Mas afinal, qual é o valor ou não de uma premiação do Oscar para nós, estrangeiros? Digo “estrangeiros” porque este é o lugar que ocupamos, apesar de consideramos o evento a maior premiação do cinema mundial (o que torna o sentido de estrangeiro um contrassenso).
Do ponto de vista comercial, é um excelente cartão de visitas: como vitrine de uma indústria que movimenta bilhões de dólares anualmente, fazer parte de um rol de obras premiadas pelo evento abre uma série de possibilidades, dando maior visibilidade para os filmes produzidos pelo país de origem, pelo diretor, etc., direcionando o olhar do grande público internacional para as razões pelas quais o prêmio foi concedido. Aos frutos colhidos por uma premiação dessa natureza, soma-se ainda um impulso muito bem vindo nos mercados interno e externo, fomentando novas iniciativas, repercutindo no estímulo a outros profissionais e no investimento maior no setor.

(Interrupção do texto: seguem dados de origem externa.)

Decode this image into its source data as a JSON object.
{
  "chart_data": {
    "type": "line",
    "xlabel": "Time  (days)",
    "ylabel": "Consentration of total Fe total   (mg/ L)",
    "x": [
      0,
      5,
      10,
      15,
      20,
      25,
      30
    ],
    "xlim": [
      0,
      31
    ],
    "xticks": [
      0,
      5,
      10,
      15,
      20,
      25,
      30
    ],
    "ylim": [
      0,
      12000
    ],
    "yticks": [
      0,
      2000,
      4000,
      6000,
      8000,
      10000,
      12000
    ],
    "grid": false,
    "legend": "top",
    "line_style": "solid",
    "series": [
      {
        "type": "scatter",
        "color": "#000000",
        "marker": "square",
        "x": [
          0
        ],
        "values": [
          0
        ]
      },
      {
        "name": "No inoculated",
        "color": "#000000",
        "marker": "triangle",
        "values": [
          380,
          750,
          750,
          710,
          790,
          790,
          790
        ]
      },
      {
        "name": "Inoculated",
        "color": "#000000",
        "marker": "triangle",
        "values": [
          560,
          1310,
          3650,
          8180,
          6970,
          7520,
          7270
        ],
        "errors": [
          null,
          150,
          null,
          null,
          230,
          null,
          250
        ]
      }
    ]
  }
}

Mas a raridade de uma premiação direcionada a outro país nos remete às razões fundamentais da minha crítica. Por ser voltado para um mercado auto-centrado, cujas preocupações gravitam – ainda hoje – sobre a mesma política de disseminação da cultura norte-americana, o American way of life, a sagração de seus próprios nomes, produções, atores, profissionais, entre outros, é mais um mecanismo de valorização de si mesmo, permitindo poucas brechas para qualquer influência externa. Efetivamente, não lhes interessam outros olhares, outras identidades, outros prazeres, outras nuanças que não as que partem do seu próprio olhar etnográfico, cercado mercadologicamente de um potencial econômico muito bem estudado do qual possam usufruir, credenciando-lhes, inclusive, com a chancela de um Oscar.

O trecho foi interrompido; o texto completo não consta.